US gas in storage increased to 2.533 Tcf as a result, leaving stocks 291 Bcf, or 13%, above the year-ago level of 2.242 Tcf and 143 Bcf, or 5.3%, below the five-year average level at 2.676 Tcf.Following 15 consecutive above-average builds reported by the EIA, last week's injection was the first of this injection season to undershoot the five-year average storage addition of 63 Bcf.
Last week's injection was less than an S&P Global Platts' survey of analysts calling for a 65 Bcf build.

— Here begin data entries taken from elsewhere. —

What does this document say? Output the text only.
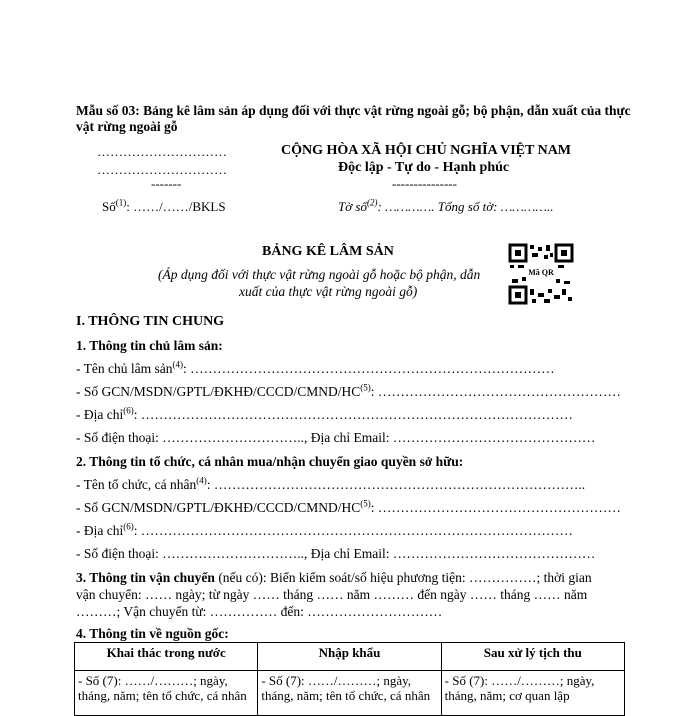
Mẫu số 03: Bảng kê lâm sản áp dụng đối với thực vật rừng ngoài gỗ; bộ phận, dẫn xuất của thực vật rừng ngoài gỗ
…………………………
…………………………
-------
Số$^{(1)}$: ……/……/BKLS
CỘNG HÒA XÃ HỘI CHỦ NGHĨA VIỆT NAM
Độc lập - Tự do - Hạnh phúc
---------------
Tờ số$^{(2)}$: …………. Tổng số tờ: …………..
BẢNG KÊ LÂM SẢN
(Áp dụng đối với thực vật rừng ngoài gỗ hoặc bộ phận, dẫn
xuất của thực vật rừng ngoài gỗ)
Mã QR
I. THÔNG TIN CHUNG
1. Thông tin chủ lâm sản:
- Tên chủ lâm sản$^{(4)}$: ………………………………………………………………………
- Số GCN/MSDN/GPTL/ĐKHĐ/CCCD/CMND/HC$^{(5)}$: ………………………………………………
- Địa chỉ$^{(6)}$: ……………………………………………………………………………………
- Số điện thoại: ………………………….., Địa chỉ Email: ………………………………………
2. Thông tin tổ chức, cá nhân mua/nhận chuyển giao quyền sở hữu:
- Tên tổ chức, cá nhân$^{(4)}$: ………………………………………………………………………..
- Số GCN/MSDN/GPTL/ĐKHĐ/CCCD/CMND/HC$^{(5)}$: ………………………………………………
- Địa chỉ$^{(6)}$: ……………………………………………………………………………………
- Số điện thoại: ………………………….., Địa chỉ Email: ………………………………………
3. Thông tin vận chuyển (nếu có): Biển kiểm soát/số hiệu phương tiện: ……………; thời gian
vận chuyển: …… ngày; từ ngày …… tháng …… năm ……… đến ngày …… tháng …… năm
………; Vận chuyển từ: …………… đến: …………………………
4. Thông tin về nguồn gốc:
Khai thác trong nước	Nhập khẩu	Sau xử lý tịch thu
- Số (7): ……/………; ngày, tháng, năm; tên tổ chức, cá nhân	- Số (7): ……/………; ngày, tháng, năm; tên tổ chức, cá nhân	- Số (7): ……/………; ngày, tháng, năm; cơ quan lập
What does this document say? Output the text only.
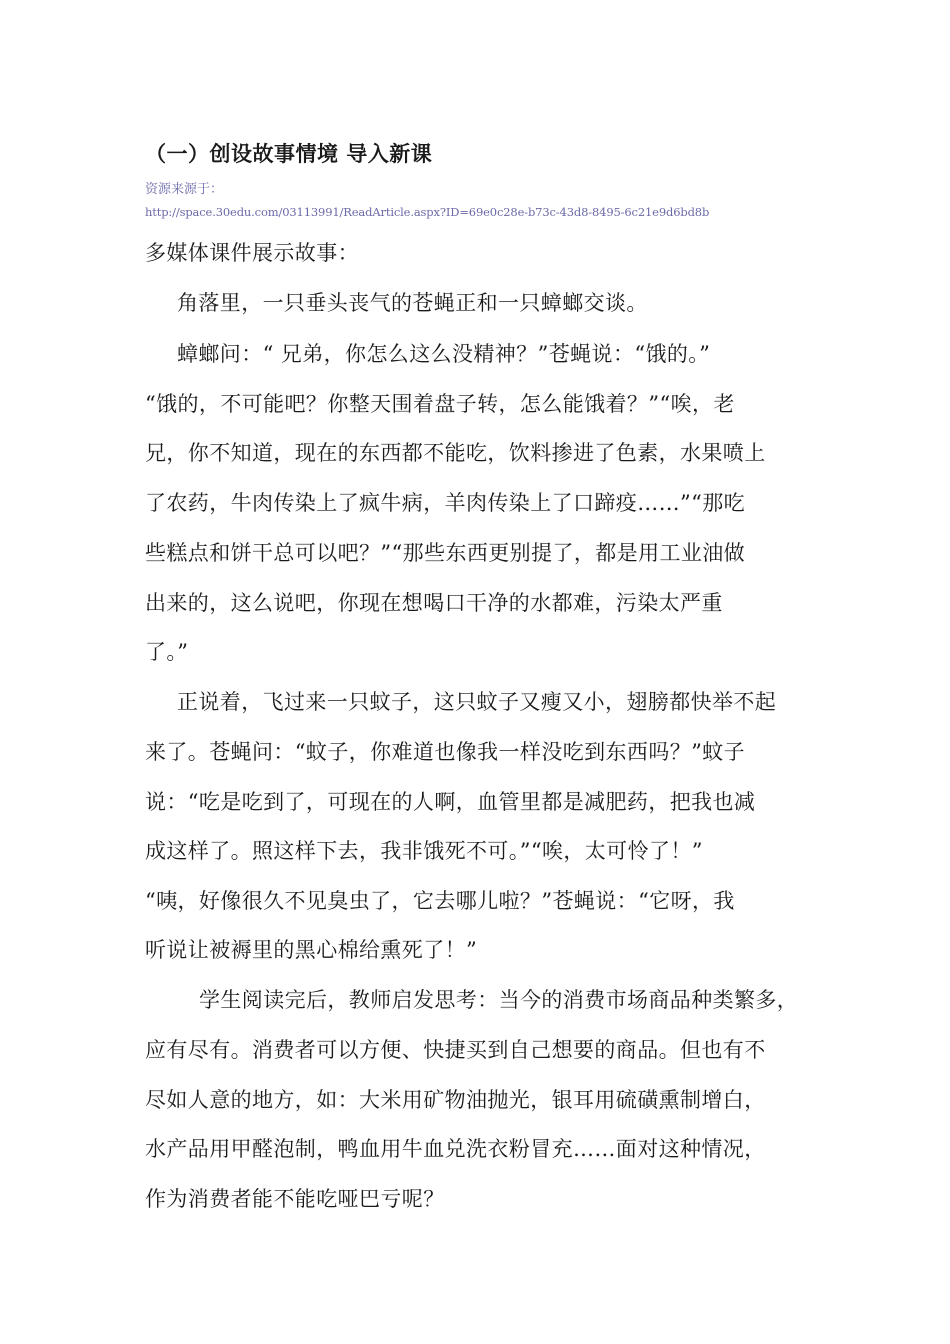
（一）创设故事情境 导入新课
资源来源于：
http://space.30edu.com/03113991/ReadArticle.aspx?ID=69e0c28e-b73c-43d8-8495-6c21e9d6bd8b
多媒体课件展示故事：
角落里，一只垂头丧气的苍蝇正和一只蟑螂交谈。
蟑螂问：“ 兄弟，你怎么这么没精神？”苍蝇说：“饿的。”
“饿的，不可能吧？你整天围着盘子转，怎么能饿着？”“唉，老
兄，你不知道，现在的东西都不能吃，饮料掺进了色素，水果喷上
了农药，牛肉传染上了疯牛病，羊肉传染上了口蹄疫……”“那吃
些糕点和饼干总可以吧？”“那些东西更别提了，都是用工业油做
出来的，这么说吧，你现在想喝口干净的水都难，污染太严重
了。”
正说着，飞过来一只蚊子，这只蚊子又瘦又小，翅膀都快举不起
来了。苍蝇问：“蚊子，你难道也像我一样没吃到东西吗？”蚊子
说：“吃是吃到了，可现在的人啊，血管里都是减肥药，把我也减
成这样了。照这样下去，我非饿死不可。”“唉，太可怜了！”
“咦，好像很久不见臭虫了，它去哪儿啦？”苍蝇说：“它呀，我
听说让被褥里的黑心棉给熏死了！”
学生阅读完后，教师启发思考：当今的消费市场商品种类繁多，
应有尽有。消费者可以方便、快捷买到自己想要的商品。但也有不
尽如人意的地方，如：大米用矿物油抛光，银耳用硫磺熏制增白，
水产品用甲醛泡制，鸭血用牛血兑洗衣粉冒充……面对这种情况，
作为消费者能不能吃哑巴亏呢？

Responses to the survey ranged from 56 Bcf and 72 Bcf.
The injection was also less than the 68 Bcf and 70 Bcf builds predicted by S&P Global Platts Analytics' supply-demand model and storage report, respectively.

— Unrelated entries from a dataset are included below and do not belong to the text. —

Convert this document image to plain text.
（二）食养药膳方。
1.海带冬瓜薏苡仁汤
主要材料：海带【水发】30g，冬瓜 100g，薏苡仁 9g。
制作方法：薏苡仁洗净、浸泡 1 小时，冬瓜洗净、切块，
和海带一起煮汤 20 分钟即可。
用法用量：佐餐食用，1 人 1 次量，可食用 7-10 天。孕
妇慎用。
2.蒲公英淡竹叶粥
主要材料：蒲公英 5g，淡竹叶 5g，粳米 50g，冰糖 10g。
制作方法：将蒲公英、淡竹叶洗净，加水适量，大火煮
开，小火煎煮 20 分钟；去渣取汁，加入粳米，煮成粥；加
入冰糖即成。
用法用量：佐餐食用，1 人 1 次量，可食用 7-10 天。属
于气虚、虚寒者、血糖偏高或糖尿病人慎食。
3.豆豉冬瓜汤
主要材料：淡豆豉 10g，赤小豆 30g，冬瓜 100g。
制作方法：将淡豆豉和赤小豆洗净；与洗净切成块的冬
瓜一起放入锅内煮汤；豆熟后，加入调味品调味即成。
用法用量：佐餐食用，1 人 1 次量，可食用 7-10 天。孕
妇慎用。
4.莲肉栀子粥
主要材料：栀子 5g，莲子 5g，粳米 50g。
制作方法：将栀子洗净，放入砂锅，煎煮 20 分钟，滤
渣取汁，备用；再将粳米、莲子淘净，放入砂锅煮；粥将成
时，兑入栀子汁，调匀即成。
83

Following Thursday's announcement from the EIA, the prompt-month NYMEX Henry Hub contract briefly climbed to about 2 cents to $2.35/MMBtu, before edging downward to a settlement at $2.29/MMBtu.
Last week's bullish injection to gas storage comes following a net 1.1 Bcf/d tightening in the US supply-demand balance, according to Platts Analytics.
During the week, more seasonal summer temperatures lifted gas-fired power burn by an estimated 900 MMcf/d, which was partially offset by declines in residential-commercial and LNG-feedgas demand.
Over the same reference period, US production from offshore fields in the Gulf of Mexico declined by about 500 MMcf/d as Hurricane Barry shuttered operations near the Louisiana and Mississippi coastlines. Weekly gains in onshore production partially offset that decline.
For the week ending Friday, Platts Analytics' storage report and supply-demand model are forecasting bullish injections of 29 Bcf and 30 Bcf, respectively. If realized, a build around that level would undershoot the five-year average injection by 14 to 15 Bcf, according to EIA data.
Gas-fired power burn has continued to strengthen through mid-July, helping to tighten this summer's supply-demand balance. Month to date, burns have averaged 40.6 Bcf/d or about 1.1 Bcf/d above last year's month-to-date average. On Wednesday, power burn set a new record-high level at 44.6 Bcf/d.
For the week ending Friday, aggregate US balances look to be about 4.2 Bcf/d tighter compared with last week.
Power burn and LNG feedgas demand are up by 2 Bcf/d and 2.1 Bcf/d, respectively. On the supply side, continuing production declines related to Hurricane Barry have led an overall 2.2 Bcf/d drop in output this week compared with last week.